Текст этого неотправленного предназначенного для Антонины письма сохранился. В нем он довольно резко заявлял супруге, что за «целую серию поступков детски неосмысленных» он «принужден наказать» ее, как наказывают детей лишением какого-либо материального блага, «Я лишаю Вас одной трети Вашей пенсии, — писал он ей, — отныне, впредь до изменения, Вы будете получать 100 рублей». Далее композитор напоминал ей, что в 1878 году она отказалась от развода, тем самым заслужив его справедливое негодование за преследование; затем вступила в нелегальную связь с неизвестным ему человеком и, будучи тогда женщиной состоятельной, поместила своих детей в воспитательный дом. Несмотря на то, что за такое поведение она была достойна отказа в денежной помощи, он сжалился и назначил ей 50 рублей в месяц. Став богаче вследствие дарованной ему пенсии, он удвоил ей ежемесячное пособие. Через год по просьбе Милюковой он снова увеличил сумму, но теперь всему пришел конец, поскольку она начала беспокоить Рубинштейна. Это ставшее последним в переписке супругов письмо кажется в целом жестоким (хотя Чайковский жестоким человеком не был)* но даже в нем ощутимы и ноты жалости, которые почти всегда (несмотря на чрезвычайное раздражение) проглядывают в его упоминаниях о Милюковой. Юргенсон это письмо не отправил, но пенсию сократил до ста рублей.
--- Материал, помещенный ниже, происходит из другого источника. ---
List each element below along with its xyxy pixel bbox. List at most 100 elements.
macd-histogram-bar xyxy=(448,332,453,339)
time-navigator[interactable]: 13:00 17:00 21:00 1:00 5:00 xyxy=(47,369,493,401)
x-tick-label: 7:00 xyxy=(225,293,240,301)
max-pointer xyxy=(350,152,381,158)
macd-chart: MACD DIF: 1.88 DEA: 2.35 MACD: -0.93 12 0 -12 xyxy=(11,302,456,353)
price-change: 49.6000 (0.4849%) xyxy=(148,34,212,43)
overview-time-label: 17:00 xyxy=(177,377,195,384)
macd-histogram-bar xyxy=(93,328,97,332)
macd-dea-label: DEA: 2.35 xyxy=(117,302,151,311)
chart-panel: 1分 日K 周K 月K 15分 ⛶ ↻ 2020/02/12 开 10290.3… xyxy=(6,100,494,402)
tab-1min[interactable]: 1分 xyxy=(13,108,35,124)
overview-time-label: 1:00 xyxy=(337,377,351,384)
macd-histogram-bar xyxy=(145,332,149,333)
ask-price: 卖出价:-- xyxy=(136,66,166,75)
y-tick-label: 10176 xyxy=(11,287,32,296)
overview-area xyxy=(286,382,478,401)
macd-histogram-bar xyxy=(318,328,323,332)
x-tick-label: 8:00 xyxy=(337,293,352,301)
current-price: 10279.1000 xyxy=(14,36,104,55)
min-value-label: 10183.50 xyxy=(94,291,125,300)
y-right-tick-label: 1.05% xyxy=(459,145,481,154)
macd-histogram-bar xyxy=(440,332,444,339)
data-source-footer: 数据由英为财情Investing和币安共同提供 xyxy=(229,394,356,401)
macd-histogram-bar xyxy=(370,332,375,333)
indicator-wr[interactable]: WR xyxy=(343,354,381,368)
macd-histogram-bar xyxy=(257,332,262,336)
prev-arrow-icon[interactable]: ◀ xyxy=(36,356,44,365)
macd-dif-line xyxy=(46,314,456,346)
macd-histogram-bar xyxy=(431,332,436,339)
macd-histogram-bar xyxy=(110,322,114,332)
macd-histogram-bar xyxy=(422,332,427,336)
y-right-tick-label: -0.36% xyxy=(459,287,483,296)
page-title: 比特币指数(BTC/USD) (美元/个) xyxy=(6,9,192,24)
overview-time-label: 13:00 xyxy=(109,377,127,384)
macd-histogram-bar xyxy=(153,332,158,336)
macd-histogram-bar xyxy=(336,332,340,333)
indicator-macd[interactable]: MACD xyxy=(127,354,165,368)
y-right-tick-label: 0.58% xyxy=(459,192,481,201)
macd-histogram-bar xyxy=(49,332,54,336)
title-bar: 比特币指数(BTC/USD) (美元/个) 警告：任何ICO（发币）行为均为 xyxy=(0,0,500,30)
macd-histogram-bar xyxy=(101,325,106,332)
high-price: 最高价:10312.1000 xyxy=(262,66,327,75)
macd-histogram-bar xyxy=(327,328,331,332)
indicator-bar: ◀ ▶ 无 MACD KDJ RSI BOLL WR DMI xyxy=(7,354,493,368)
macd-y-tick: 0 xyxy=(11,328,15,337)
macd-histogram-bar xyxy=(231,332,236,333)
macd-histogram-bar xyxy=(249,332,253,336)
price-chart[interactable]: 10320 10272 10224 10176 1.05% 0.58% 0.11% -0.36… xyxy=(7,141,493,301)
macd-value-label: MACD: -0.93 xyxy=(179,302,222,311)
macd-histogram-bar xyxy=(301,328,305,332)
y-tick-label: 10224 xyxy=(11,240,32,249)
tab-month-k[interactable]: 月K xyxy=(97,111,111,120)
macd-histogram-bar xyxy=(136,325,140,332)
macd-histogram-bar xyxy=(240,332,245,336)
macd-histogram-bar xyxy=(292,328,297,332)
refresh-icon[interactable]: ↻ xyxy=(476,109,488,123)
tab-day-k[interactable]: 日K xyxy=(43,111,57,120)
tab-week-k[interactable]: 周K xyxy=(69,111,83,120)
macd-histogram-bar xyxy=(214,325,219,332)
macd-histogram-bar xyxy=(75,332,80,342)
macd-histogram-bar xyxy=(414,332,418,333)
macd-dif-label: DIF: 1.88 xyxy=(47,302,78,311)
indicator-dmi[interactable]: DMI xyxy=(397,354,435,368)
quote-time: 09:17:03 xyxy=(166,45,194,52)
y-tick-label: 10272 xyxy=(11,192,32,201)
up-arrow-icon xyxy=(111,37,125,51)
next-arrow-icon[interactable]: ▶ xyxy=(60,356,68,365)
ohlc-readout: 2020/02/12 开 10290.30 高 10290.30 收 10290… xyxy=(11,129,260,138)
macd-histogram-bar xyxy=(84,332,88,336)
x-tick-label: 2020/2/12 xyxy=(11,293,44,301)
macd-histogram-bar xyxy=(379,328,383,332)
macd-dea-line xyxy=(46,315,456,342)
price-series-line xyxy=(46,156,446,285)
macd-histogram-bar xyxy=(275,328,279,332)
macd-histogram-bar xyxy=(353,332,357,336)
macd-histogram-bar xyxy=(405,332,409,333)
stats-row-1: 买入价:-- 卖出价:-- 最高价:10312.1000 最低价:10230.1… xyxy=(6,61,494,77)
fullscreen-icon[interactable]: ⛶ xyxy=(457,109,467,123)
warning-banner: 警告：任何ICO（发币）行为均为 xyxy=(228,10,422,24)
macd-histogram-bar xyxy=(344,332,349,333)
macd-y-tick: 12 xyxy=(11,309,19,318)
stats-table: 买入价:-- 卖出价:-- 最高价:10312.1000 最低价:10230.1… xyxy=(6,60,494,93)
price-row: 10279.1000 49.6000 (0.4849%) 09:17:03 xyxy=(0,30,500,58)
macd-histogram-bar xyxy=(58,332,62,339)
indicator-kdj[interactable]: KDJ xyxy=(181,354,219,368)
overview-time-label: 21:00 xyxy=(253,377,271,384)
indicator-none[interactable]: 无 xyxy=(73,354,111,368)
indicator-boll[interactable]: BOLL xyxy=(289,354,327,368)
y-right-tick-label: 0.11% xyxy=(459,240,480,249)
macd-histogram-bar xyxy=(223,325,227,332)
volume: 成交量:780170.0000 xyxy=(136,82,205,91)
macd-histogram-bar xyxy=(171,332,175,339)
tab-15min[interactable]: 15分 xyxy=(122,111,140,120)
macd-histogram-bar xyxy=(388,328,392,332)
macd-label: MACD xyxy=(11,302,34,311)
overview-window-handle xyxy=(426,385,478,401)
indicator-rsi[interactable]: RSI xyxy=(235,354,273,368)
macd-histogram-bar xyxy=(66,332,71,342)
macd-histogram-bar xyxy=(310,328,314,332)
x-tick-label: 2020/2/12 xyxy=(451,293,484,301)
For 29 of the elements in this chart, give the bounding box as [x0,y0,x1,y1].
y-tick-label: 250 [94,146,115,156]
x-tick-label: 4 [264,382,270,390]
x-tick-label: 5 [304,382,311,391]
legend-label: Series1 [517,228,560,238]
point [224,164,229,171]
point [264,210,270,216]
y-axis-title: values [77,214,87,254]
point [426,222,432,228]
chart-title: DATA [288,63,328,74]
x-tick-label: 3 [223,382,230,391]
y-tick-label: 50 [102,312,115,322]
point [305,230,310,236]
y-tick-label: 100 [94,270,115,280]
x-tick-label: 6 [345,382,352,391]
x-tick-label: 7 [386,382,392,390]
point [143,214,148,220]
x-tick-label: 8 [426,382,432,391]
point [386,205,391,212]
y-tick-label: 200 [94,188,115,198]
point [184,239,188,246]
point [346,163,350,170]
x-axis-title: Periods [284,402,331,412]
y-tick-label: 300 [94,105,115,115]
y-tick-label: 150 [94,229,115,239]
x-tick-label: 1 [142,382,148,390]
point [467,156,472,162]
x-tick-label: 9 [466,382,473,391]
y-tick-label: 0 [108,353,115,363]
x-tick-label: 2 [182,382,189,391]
Доведенная до отчаяния, Антонина прилагала последние усилия, чтобы чудо совершилось и обожаемый Петр Ильич к ней вернулся. Ситуация складывалась трагическая. Отдав детей в сиротский дом, где они все вскоре умерли, и похоронив в 1888 году гражданского мужа Александра Шлыкова, скончавшегося от туберкулеза, она начала скитаться меж двух столиц, медленно, но верно теряя разум. Она стала искать хоть какую-то жизненную нишу, безуспешно пытаясь устроиться на работу. Ежемесячной пенсии в 100 рублей, назначенной Чайковским, едва хватало; она просила ее увеличить, но безрезультатно. Все эти годы Антонина Ивановна имела дело лишь с Юргенсоном, личных контактов с мужем больше у нее не возникало.
История с ее обращением к Рубинштейну не могла не отразиться на психическом состоянии Чайковского. В тот же день, 30 января, в дневнике он записал: «Письмо П[етра] Ивановича] Ю[ргенсона] с известием об А[нтонине] И[вановне] страшно расстроило меня. Весь день был как сумасшедший. Спал скверно. Не работал». Его состояние отчетливо проявилось и в письмах, отправленных в этот день — не только своему издателю и несчастной супруге, но и адресованном молодому композитору Александру Глазунову, с которым он познакомился несколько лет назад и подружился. Начало этого письма, отразившее минутное настроение автора по причине коллизии с Антониной, часто цитируется биографами вне контекста, как иллюстрация якобы его личностного кризиса в конце жизни: «Переживаю очень загадочную стадию на пути к могиле. Что-то свершается в моем нутре, для меня самого непонятное; какая-то усталость от жизни, какое-то разочарование; но временами безумная тоска, но не та, в глубине которой предвидение нового прилива любви к жизни, а нечто безнадежное, финальное и даже, как это свойственно финалам, — банальное. А вместе с этим охота писать страшная. Черт знает что такое: с одной стороны, как будто чувствую, что песенка моя уже спета, а с другой — непреодолимое желание затянуть или все ту же, или, еще лучше, новую песенку».
Уже на следующий день запись в дневнике звучит совершенно иначе: «Работалось лучше; вечером перед обедом посетило настоящее вдохновенье». И через три месяца в письме Анатолию: «Я теперь в периоде особенной любви к жизни. Ношусь с сознанием удачно оконченного труда». Как и прежде, депрессия, вызванная неприятным событием, прошла довольно скоро. Его творческое эго, стремление созидать всегда перевешивало жизненные неурядицы.